My great-grandmother embracing her son, my grandfather, for the last time as she helped him escape the pogroms in his native Poland. He was hidden in a laundry cart so he could go unnoticed on his way to board a ship to America, the land of the free. (Pogroms: a series of organized massacres targeting Jewish communities)
My children’s paternal great-grandparents who perished in concentration camps.
And finally….. the image of a grotesque, gaping wound flooded my awareness – the wound of racism, bigotry, violence and hatred that I had struggled to hide for much of my adult life – the heartbreak which was just too much to bear.
This led to the realization that I MUST see, hear and feel this wound.
My recovery from chronic emotional and physical pain occurred when I moved toward my discomfort and allowed it.
I now know that the only way to transform pain is to allow it, hear it, and honor its message.
Our society trains us to bypass emotional pain and to apply the “band-aide method” to much of our lives. How often are we encouraged to “just get over it,” or “smile when our hearts are breaking”?
I learned early on, as many women do, that smiling was an effective tool to protect me from social disapproval and to diffuse potentially uncomfortable confrontations with friends and family members. My smile became a mask and a habit that served to totally disconnect me from myself and from others.

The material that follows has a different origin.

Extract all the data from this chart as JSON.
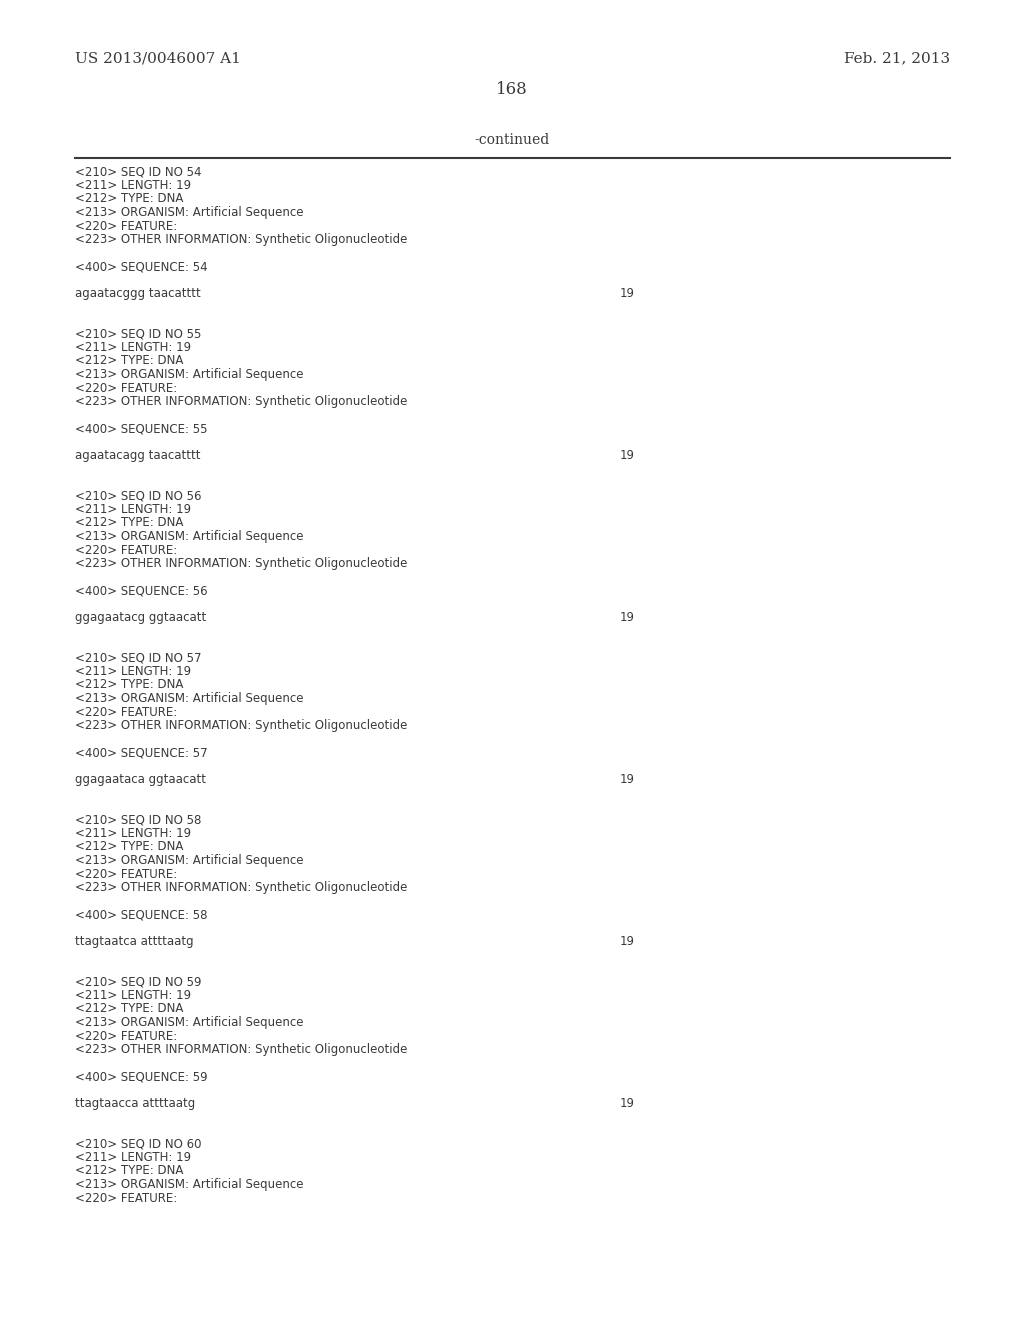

I am grateful to my body for finally “speaking up” with an abundance of painful symptoms resulting in diagnoses ranging from psoriatic arthritis and trigger finger to spinal stenosis, piriformis syndrome and sciatica.
My screaming body certainly got my attention, but it took decades for me to truly acknowledge the fire that was burning within. I spent years simply trying to turn off the fire alarm with medication and treatments that did not help me.
My deep dive into the flames paved the road to healing.
Right now, our country is hurting. We may be experiencing confusion with surges of emotional energy we have never learned to navigate. Whether we want to lash out or hide, we owe it to ourselves to practice self-kindness and compassionate self-reflection throughout this voyage.
It is challenging to honor the anguish we feel in response to despicable and disturbing events, but our pain will eventually guide us to the actions that will lead to healing.
Again and again, in spite of my natural desire to avoid and ignore discomfort; I find myself plunging back into its depths. Only then can the healing begin.
When we expose the throbbing heart of this wound, our truth will rise up to guide us.
It is time for all of us to break out of our comfort zones. Let’s face the truth together and compassionately Let It Hurt.